Both companies’ talented global workforces are expected to remain in place and focus intently on meeting all customer commitments and expectations, including supporting all existing products, services and agreements. The transaction enlarges Comtech’s global market footprint with a significant physical presence in key international markets. This increased presence addresses a growing need for local touch points that can offer integrated secure connectivity solutions including public safety and location solutions. At the same time, Gilat will gain access to Comtech’s strong relationships with the U.S. government, allowing expanded distribution of Gilat’s products and solutions to the U.S. government. As such, Comtech believes the transaction carries minimal integration risk while creating numerous opportunities for potential long-term revenue and efficiency synergies going forward.

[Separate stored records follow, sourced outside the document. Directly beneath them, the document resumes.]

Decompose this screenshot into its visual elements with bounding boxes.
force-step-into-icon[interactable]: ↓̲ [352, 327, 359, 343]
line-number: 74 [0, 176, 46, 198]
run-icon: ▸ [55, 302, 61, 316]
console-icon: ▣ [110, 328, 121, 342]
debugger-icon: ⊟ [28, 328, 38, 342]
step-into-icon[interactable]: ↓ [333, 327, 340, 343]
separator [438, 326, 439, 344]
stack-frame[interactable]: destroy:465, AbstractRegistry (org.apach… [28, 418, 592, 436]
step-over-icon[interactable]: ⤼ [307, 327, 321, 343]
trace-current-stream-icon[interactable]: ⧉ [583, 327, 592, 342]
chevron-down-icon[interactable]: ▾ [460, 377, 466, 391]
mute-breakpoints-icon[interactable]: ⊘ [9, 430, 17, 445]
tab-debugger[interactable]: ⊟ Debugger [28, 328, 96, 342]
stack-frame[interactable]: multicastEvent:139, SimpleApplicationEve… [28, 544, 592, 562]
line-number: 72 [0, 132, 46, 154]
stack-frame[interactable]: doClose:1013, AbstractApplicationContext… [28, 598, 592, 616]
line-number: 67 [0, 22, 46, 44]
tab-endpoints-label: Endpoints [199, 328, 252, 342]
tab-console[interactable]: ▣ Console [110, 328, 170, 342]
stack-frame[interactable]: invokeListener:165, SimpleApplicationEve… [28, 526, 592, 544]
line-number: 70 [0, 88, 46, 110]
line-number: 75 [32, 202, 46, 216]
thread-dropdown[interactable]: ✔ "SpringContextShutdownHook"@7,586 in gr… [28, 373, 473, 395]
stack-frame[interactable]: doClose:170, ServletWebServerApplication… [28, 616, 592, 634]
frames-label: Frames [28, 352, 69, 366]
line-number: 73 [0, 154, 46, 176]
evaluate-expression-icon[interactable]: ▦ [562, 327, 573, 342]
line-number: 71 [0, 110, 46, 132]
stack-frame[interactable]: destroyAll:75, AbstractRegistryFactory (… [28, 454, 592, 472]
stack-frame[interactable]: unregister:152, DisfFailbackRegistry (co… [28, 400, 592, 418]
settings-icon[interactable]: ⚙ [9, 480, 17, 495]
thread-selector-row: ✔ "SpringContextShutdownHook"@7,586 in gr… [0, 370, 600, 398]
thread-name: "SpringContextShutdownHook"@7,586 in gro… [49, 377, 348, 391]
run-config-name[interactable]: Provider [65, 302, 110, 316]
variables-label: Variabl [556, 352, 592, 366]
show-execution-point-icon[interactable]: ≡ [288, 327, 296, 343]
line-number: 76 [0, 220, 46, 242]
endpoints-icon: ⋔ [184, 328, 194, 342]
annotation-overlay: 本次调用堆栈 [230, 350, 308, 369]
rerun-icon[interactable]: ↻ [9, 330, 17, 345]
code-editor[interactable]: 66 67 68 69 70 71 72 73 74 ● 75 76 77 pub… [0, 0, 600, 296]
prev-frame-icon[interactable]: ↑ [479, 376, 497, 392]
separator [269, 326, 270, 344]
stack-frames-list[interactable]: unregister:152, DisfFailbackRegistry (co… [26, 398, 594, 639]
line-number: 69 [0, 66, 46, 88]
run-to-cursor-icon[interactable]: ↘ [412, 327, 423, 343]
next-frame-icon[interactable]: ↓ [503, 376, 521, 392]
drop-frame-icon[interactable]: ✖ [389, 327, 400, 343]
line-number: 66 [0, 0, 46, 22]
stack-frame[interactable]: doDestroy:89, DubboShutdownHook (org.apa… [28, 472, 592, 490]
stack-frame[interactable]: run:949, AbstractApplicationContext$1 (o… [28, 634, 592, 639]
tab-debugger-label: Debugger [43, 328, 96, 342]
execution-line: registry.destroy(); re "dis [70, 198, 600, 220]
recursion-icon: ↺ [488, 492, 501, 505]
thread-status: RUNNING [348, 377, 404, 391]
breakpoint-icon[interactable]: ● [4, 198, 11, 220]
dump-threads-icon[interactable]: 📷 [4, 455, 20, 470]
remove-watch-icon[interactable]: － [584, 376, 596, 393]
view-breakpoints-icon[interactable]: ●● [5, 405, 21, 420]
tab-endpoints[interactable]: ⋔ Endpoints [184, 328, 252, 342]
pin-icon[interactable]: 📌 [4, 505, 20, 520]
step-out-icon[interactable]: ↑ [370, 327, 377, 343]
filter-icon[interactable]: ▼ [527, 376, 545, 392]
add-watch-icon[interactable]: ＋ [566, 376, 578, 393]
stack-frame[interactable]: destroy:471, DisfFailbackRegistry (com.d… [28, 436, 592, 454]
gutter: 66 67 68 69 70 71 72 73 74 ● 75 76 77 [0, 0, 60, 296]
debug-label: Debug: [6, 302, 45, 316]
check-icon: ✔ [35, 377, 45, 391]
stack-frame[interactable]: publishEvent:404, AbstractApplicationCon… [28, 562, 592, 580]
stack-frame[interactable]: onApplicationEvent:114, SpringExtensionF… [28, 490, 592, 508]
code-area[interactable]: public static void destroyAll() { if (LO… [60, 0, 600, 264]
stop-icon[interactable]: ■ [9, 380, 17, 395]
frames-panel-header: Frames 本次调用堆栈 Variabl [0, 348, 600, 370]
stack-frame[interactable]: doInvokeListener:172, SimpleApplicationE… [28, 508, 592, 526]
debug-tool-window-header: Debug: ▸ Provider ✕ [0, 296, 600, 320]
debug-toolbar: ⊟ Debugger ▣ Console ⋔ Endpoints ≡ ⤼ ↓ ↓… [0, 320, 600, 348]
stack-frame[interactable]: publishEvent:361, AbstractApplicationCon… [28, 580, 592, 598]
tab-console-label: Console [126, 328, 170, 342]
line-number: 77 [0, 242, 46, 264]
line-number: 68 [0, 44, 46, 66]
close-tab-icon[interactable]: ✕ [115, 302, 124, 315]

Comtech will continue to emphasize capturing growth opportunities from favorable market trends, including: expected increased demand for solutions to provide high speed in-flight satellite connectivity; the adoption of new satellite ground station technologies into the 5G cellular backhaul eco-system; and the expected need for equipment and network upgrades to accommodate an anticipated increase in satellite capacity when new Very High Throughput Satellites (“VHTS”) and high capacity Medium Earth Orbit (“MEO”) and Low Earth Orbit (“LEO”) satellite constellations are launched and fully operational. Together with its previously announced pending acquisition of UHP Networks, Comtech believes it will be uniquely positioned to take advantage of these important trends.

Gilat announced on 19 November 2019 that it expects to achieve sales of between $260.0 million and $270.0 million with Adjusted EBITDA ranging from $38.0 million to $42.0 million for its fiscal year ended 31 December 2019. Comtech announced on 4 December 2019 that it expects to achieve sales of between $712.0 million and $732.0 million with Adjusted EBITDA ranging from $99.0 million to $103.0 million for its fiscal year ending 31 July 2020. Neither Comtech nor Gilat is revising their previously announced respective fiscal year financial outlook.

In light of the agreement between Comtech and Gilat, Gilat has cancelled its fourth quarter and fiscal 2019 year-end conference call and webcast previously scheduled for 19 February 2020. Once the transaction closes, Comtech will provide combined revenue, Adjusted EBITDA and diluted earnings per share guidance in a future announcement.

Leadership and Business Structure

Fred Kornberg, Comtech’s Chairman of the Board and Chief Executive Officer (“CEO”) will continue in his role as CEO of the combined company. Michael Porcelain, Comtech’s Chief Operating Officer, who was promoted and named President of Comtech earlier on 29 January 2020, will work hand-in-hand with both Comtech and Gilat employees to maximize the potential of the combined company. Michael Bondi will continue in his role as Chief Financial Officer (“CFO”) of the combined company. Comtech will continue to maintain its headquarters in Melville, New York.

Post-closing of the transaction, Gilat will become a wholly owned subsidiary of Comtech and will maintain its well renowned and highly regarded brand. Gilat will continue to maintain its corporate headquarters and research and development facility in Petah Tikva, Israel under the leadership of Yona Ovadia, Gilat’s CEO and Adi Sfadia, Gilat’s CFO. Mr. Sfadia will also be assuming the role of Gilat’s Chief Integration Officer, helping to plan a smooth acquisition and to maximize shareholder value.

No Comtech or Gilat facility locations are expected to be closed as a result of the transaction and each key business area is expected to continue to be led by its respective existing proven leadership teams after the transaction closes.